Vendor Take Back

Last updated: March 22, 2024

What Does Vendor Take Back Mean?

A vendor take back is a type of non consideration often used by buyers to finance the total purchase price of a company. It provides a buyer with a source of financing without having to access the external debt market and pay fees. For the seller, it is a good alternative to receiving cash or stock in the buyer depending on how favorable the interest and terms of the vendor take back are.
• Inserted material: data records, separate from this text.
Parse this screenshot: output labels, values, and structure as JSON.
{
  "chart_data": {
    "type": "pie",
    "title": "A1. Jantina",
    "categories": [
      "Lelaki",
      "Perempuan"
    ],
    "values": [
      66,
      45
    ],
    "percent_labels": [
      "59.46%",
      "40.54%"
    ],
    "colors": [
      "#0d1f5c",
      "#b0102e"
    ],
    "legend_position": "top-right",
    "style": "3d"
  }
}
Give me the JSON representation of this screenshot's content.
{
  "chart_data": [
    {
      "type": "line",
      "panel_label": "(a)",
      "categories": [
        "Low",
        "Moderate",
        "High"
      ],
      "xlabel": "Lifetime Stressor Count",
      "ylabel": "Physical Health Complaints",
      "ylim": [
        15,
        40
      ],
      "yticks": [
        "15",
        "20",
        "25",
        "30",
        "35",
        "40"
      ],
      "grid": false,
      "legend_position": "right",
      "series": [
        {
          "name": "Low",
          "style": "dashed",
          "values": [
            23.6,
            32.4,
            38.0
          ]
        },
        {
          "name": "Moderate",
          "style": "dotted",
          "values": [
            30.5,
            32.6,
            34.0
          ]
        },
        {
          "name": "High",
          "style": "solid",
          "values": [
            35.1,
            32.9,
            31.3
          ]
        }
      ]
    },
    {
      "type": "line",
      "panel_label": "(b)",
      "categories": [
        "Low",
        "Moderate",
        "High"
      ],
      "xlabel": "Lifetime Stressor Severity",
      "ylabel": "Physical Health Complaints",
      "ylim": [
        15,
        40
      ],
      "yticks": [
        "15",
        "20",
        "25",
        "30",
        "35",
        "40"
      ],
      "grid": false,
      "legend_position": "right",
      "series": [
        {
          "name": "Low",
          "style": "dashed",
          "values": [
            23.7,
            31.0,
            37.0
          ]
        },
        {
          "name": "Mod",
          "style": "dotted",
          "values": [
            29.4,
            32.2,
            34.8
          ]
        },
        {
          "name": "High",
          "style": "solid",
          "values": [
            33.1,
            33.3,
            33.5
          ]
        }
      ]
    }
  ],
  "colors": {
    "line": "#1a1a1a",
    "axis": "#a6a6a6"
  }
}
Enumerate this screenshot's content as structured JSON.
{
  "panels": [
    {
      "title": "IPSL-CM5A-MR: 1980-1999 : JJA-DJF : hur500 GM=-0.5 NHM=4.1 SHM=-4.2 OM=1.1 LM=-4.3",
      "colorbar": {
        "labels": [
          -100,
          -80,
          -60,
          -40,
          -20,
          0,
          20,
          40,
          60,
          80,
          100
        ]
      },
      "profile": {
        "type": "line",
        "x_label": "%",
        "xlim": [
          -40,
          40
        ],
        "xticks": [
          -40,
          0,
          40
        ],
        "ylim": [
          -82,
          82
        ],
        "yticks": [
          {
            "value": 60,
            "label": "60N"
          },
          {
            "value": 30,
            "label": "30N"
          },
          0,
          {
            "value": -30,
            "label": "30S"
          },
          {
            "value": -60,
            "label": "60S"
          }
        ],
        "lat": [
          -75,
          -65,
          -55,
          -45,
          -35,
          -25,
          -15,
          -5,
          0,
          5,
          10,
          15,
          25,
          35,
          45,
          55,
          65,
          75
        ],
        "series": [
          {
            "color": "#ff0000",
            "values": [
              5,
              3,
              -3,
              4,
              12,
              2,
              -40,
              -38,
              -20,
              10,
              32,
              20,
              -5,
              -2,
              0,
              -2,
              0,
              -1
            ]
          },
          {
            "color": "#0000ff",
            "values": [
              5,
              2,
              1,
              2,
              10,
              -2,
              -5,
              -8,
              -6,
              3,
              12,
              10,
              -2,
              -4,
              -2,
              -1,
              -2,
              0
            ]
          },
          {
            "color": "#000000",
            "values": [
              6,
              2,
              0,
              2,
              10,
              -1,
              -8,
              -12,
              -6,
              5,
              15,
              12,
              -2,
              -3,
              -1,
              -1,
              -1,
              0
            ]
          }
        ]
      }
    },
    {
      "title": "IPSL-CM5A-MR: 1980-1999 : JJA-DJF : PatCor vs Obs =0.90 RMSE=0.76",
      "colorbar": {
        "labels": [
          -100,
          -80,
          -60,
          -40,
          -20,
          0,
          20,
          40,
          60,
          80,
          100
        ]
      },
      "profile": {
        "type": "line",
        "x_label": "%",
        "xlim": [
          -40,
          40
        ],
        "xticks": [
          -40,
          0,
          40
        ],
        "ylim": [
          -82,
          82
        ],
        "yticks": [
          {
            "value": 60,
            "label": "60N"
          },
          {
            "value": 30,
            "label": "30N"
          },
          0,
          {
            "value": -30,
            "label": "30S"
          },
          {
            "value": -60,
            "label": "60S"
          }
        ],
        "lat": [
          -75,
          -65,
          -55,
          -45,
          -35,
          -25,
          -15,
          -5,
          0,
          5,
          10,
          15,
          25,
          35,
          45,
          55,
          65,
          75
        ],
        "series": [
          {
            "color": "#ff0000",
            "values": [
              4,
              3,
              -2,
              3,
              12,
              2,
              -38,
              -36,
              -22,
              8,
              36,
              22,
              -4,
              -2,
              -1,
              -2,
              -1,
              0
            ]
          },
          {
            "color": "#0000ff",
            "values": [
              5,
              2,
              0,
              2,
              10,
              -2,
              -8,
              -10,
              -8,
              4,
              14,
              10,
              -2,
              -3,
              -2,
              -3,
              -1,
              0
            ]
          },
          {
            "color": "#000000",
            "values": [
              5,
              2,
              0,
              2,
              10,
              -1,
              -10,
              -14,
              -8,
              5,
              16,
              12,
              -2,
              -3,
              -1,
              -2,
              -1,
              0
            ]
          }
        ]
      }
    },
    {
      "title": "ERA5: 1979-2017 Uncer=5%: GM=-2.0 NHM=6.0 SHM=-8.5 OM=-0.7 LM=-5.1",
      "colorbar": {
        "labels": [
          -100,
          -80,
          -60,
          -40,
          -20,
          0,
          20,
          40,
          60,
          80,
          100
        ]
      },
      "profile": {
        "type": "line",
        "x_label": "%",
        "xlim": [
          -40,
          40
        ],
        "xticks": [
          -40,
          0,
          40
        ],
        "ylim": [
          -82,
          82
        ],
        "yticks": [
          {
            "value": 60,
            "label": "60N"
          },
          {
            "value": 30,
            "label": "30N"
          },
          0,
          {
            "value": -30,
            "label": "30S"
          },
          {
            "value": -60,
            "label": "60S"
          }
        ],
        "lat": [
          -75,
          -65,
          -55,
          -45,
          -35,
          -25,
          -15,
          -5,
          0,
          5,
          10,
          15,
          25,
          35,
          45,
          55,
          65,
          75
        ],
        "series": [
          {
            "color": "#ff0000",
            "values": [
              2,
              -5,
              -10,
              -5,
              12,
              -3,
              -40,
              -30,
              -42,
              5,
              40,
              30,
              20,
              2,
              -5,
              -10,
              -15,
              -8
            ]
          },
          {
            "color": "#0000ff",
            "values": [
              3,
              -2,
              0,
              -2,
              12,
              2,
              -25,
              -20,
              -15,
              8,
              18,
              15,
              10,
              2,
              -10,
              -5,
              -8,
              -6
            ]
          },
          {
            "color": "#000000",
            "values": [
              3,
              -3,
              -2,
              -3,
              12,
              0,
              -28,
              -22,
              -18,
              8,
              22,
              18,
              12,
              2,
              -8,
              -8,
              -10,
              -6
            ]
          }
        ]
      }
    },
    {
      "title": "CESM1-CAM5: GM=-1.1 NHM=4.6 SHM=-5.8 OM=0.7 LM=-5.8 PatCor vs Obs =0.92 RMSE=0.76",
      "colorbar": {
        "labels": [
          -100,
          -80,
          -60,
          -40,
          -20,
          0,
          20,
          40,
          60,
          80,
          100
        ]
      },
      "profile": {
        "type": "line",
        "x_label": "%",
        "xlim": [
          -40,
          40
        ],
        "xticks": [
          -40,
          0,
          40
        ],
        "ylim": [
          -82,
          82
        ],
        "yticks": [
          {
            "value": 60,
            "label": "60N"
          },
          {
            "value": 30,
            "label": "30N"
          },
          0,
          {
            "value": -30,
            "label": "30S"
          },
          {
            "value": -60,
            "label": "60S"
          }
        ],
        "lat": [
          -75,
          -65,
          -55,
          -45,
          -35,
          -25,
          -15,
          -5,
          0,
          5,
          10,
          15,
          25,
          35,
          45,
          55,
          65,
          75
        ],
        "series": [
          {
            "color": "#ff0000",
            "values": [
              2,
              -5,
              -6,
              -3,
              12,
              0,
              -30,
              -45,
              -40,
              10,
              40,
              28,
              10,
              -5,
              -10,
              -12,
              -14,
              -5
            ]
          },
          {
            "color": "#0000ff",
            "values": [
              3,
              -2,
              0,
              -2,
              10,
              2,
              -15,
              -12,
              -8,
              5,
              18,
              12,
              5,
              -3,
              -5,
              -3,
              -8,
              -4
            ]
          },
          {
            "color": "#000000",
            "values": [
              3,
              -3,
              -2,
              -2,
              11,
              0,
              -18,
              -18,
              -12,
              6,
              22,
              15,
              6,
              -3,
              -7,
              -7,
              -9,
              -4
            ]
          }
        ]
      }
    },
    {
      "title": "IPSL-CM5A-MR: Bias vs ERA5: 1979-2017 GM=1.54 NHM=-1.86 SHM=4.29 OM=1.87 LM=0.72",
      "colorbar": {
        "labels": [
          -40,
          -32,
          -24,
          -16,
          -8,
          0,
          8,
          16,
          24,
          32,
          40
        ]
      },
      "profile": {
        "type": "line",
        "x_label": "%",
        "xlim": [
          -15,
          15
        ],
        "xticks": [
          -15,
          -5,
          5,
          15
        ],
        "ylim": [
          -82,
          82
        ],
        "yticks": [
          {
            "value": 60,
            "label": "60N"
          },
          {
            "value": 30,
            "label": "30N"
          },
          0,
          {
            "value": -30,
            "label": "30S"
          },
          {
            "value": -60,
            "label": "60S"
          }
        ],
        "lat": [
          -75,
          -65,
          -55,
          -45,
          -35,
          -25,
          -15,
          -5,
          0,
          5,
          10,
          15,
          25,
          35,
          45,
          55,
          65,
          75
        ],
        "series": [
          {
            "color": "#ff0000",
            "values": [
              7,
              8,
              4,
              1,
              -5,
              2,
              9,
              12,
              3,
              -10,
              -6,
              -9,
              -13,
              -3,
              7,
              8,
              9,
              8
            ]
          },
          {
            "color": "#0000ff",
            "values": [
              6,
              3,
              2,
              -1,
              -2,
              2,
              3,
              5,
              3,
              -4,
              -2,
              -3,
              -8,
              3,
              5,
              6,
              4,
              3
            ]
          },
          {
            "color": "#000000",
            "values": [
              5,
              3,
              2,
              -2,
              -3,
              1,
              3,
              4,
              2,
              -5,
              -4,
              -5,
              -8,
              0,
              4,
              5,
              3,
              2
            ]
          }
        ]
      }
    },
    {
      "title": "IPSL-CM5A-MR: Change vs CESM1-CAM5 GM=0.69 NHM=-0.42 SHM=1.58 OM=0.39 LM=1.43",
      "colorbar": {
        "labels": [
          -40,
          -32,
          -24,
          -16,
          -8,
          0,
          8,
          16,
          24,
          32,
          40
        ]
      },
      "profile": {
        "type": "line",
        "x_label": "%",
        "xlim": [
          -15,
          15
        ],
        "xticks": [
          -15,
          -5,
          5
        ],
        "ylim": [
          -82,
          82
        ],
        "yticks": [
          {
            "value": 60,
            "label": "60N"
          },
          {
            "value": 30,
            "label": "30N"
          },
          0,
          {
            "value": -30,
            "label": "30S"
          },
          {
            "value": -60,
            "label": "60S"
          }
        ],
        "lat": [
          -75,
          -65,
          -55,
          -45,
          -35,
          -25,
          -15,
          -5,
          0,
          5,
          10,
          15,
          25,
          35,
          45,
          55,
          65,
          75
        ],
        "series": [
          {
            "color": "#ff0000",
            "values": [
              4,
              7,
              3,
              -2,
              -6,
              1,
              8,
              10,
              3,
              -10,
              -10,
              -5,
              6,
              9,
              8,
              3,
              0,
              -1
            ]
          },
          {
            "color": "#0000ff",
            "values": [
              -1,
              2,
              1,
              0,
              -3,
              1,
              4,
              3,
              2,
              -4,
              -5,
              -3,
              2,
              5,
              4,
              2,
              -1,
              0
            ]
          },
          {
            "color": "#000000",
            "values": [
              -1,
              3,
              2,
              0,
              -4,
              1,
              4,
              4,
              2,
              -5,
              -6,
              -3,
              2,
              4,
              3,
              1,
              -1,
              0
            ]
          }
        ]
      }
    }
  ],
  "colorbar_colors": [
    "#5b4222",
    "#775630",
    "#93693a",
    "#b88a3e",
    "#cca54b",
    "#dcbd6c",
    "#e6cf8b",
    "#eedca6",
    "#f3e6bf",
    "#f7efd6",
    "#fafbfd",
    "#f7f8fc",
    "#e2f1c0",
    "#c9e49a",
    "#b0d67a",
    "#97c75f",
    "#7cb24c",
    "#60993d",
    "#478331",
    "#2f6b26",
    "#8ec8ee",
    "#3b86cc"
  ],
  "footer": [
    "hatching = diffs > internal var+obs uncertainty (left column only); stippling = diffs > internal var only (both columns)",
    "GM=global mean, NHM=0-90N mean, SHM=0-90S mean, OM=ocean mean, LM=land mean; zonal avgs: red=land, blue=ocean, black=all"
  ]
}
Vendor take backs are either unsecured or secured but subordinated to senior debt. This makes the debt more risky, which allows it to command a higher interest rate or other premium terms such as equity kickers. While terms can vary, a typical vendor take back will pay interest only for a period of time with principal repayments being made out of the company’s free cash flow before any dividends are paid.


Divestopedia Explains Vendor Take Back

Vendor take backs are more commonly used in companies that do not have a significant asset base to borrow senior financing against. The company generates good free cash flow, but banks may be willing to lend only up to a certain percentage of the asset base leaving the buyer short. The vendor take back is then used to bridge the gap between financeable assets via traditional asset backed lending and the company’s enterprise value.

Sellers must scrutinize vendor take backs closely to ensure the interest rate is high enough to match with the debt’s risk. Sophisticated buyers may pay a lower interest rate that may be higher than the going market rate, but could be too low given the company’s unique risk profile and volatility of its future cash flow.